Yep. This has been itching me quite a bit, and that's a bit more than
just the format ID or the redo LSN: it relates to all the read_chunk()
callers. I've taken a shot at this with patch 0001, implemented on
top of the rest. Adjusted as well the redo LSN read to have more
error context, now in 0002.
> Looking at 0003:
>
> 4 ===
>
> @@ -5638,10 +5634,7 @@ StartupXLOG(void)
> * TODO: With a bit of extra work we could just start with a pgstat file
> * associated with the checkpoint redo location we're starting from.
> */
> - if (didCrash)
> - pgstat_discard_stats();
> - else
> - pgstat_restore_stats(checkPoint.redo);
> + pgstat_restore_stats(checkPoint.redo)
>
> remove the TODO comment?
Pretty sure I've removed that more than one time already, and that
this is a rebase accident.
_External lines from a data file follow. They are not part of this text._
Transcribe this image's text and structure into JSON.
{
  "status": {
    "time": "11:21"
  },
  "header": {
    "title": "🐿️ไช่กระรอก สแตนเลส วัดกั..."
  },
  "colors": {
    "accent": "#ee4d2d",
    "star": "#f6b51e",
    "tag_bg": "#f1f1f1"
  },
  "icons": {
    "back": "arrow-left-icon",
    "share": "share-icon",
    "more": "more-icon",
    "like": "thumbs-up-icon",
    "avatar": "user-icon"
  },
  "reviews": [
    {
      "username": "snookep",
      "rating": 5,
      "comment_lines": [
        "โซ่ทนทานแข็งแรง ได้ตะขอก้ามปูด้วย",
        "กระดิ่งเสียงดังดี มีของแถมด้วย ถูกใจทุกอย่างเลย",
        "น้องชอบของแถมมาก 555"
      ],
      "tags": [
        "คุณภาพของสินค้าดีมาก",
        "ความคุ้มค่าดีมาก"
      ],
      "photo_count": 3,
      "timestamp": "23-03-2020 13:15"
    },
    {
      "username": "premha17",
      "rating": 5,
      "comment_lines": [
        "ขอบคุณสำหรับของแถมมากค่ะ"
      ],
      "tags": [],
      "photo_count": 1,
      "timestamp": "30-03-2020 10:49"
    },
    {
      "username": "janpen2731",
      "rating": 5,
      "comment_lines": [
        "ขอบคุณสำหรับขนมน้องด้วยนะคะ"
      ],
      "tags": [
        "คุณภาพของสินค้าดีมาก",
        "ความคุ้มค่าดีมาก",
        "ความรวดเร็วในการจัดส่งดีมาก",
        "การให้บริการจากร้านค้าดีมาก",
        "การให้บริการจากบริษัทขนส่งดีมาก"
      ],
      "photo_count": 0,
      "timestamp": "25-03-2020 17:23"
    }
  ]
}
Thanks for noticing.
> 5 ===
>
> + * process) if the stats file has a redo LSN that matches with the .
>
> unfinished sentence?
This is missing a reference to the control file.
> 6 ===
>
> - * Should only be called by the startup process or in single user mode.
> + * This is called by the checkpointer or in single-user mode.
> */
> void
> -pgstat_discard_stats(void)
> +pgstat_flush_stats(XLogRecPtr redo)
> {
>
> Would that make sense to add an Assert in pgstat_flush_stats()? (checking what
> the above comment states).
There is one in pgstat_write_statsfile(), not sure there is a point in
duplicating the assertion in both.
Attaching a new v4 series, with all these comments addressed.
--
Michael